Zu erst muss man sagen, das mein alter Server von vorneherein total “komisch” konfiguriert war, was mich über die vergleichsmäßig schlanken configs von netcup staunen lies.
Es war so wie es sein sollte, Debian minimal und kein überladenes System mit unnötigen und teils fehlerhaften Configs.
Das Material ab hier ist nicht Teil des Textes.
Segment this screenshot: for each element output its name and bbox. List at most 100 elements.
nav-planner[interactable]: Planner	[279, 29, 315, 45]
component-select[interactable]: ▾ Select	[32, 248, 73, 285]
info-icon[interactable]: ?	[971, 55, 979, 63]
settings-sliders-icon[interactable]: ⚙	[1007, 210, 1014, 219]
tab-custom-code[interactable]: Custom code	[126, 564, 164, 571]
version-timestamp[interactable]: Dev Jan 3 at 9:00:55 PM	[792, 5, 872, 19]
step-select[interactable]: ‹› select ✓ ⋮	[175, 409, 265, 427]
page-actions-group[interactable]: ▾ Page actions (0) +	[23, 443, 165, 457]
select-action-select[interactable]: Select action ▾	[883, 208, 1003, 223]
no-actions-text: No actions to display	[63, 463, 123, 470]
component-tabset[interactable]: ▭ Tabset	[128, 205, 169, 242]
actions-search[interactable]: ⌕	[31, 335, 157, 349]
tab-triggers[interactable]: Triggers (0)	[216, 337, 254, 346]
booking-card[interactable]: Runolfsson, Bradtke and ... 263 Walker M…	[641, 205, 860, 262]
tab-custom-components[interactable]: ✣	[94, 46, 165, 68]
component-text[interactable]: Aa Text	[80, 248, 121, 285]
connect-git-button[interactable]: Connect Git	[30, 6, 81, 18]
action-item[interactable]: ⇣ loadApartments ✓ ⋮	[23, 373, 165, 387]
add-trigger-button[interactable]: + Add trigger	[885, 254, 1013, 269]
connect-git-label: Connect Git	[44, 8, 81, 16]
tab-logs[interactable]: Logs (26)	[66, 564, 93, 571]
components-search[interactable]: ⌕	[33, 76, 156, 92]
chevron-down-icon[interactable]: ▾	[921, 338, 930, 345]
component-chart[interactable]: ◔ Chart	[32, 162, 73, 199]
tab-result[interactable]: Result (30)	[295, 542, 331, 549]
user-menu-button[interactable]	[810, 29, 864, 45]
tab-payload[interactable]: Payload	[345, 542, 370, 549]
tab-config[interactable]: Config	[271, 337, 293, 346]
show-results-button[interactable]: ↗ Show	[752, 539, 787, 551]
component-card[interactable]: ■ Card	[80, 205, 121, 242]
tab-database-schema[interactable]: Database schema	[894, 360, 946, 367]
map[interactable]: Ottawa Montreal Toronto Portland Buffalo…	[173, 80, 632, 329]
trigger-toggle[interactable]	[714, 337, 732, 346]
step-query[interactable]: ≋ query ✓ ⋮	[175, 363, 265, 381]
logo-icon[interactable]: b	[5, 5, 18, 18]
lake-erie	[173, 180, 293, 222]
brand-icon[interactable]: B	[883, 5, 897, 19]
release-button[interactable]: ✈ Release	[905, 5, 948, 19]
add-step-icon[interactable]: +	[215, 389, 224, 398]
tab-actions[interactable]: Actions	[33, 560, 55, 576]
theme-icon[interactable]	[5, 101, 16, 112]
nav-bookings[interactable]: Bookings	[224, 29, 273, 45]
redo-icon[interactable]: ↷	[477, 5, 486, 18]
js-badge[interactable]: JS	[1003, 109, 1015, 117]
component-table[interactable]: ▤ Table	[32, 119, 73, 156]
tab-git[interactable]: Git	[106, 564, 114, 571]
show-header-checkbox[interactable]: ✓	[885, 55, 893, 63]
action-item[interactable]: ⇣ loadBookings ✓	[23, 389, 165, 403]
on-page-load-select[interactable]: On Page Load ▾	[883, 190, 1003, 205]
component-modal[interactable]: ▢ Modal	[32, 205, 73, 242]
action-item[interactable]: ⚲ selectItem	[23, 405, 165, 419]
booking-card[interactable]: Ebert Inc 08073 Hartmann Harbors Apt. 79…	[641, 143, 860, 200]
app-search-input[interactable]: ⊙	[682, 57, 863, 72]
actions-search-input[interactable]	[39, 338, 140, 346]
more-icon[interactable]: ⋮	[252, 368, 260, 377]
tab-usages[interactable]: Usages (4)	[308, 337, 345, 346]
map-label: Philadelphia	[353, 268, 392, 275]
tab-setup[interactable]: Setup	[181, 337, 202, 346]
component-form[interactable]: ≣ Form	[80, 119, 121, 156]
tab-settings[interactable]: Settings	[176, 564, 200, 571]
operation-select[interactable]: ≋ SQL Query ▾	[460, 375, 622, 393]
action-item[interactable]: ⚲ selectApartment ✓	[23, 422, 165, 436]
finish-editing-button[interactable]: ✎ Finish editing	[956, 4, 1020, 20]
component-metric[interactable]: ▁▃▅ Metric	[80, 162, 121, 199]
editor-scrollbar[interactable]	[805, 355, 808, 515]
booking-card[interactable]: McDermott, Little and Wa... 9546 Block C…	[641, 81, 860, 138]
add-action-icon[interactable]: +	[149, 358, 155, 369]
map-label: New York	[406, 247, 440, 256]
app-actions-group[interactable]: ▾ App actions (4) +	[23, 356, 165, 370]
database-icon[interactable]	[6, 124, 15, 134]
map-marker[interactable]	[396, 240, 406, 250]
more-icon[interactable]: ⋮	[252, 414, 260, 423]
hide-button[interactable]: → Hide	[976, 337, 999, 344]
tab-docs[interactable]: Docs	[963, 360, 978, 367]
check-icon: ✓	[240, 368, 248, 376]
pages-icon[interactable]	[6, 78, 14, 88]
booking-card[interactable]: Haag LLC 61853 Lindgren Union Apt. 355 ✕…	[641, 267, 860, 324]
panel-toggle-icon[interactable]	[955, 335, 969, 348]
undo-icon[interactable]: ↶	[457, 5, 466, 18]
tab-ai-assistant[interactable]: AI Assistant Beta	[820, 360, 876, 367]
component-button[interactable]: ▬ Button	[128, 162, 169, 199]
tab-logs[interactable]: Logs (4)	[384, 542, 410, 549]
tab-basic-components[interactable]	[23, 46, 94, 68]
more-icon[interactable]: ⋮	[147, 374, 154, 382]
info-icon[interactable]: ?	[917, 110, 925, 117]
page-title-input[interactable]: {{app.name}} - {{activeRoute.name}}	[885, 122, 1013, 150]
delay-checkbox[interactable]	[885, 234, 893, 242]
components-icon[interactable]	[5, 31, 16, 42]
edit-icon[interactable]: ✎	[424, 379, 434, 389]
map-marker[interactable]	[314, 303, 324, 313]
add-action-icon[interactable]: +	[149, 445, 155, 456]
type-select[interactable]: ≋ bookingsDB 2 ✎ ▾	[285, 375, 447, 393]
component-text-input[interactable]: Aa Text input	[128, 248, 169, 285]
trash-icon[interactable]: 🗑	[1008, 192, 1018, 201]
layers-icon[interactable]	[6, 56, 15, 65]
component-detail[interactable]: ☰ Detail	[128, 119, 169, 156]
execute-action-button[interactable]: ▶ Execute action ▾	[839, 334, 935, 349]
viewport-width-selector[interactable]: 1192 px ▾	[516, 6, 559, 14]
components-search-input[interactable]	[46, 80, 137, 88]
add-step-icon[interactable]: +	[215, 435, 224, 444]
Jedoch musste ich mich daran erst mal gewöhnen, dass zum Beispiel der ssh keine Connection zu 127.0.0.1 herstellen konnte und damit vorerst einige Probleme machte:
Aug 7 10:43:48 v231921301 NXSERVER-3.3.0-22[19047]: ERROR: Failed authentication. NXSsh exit status is:255 ‘NXNssUserManager::auth’
Aug 7 10:43:48 v231921301 NXSERVER-3.3.0-22[19047]: Failed SSHd authentication for user ‘kasimos’, to ’127.0.0.1′, port ’22′: ‘ ssh_exchange_identification: read: Transport endpoint is not connected#015\n’ ‘NXNssUserManager::auth’
Aug 7 10:43:48 v231921301 NXSERVER-3.3.0-22[19047]: ERROR: Error while trying to authenticate user:kasimos. NXNssUserManager::auth returned 255 ‘NXShell::handler_login’
Aug 7 10:43:48 v231921301 NXSERVER-3.3.0-22[19047]: ERROR: failed ‘sshd authentication’ for user ‘kasimos’ from ’91.18.X.X’. NXShell::handler_login NXShell 373
Zuerst dachte ich, das der sshd unter Umständen falsch konfiguriert wäre.
War er aber nicht, also versuchte ich den Fehler zu lokalisieren, indem ich den Port wechselte, jedoch ohne Erfolg.
Erst dann versuchte ich mich mit der Konsole via
ssh 127.0.0.1
zu connecten, jedoch ohne Erfolg:
connect to host 127.0.0.1 port 22: Connection refused
ein connect zu localhost ging allerdings, also die /etc/hosts aufgemacht.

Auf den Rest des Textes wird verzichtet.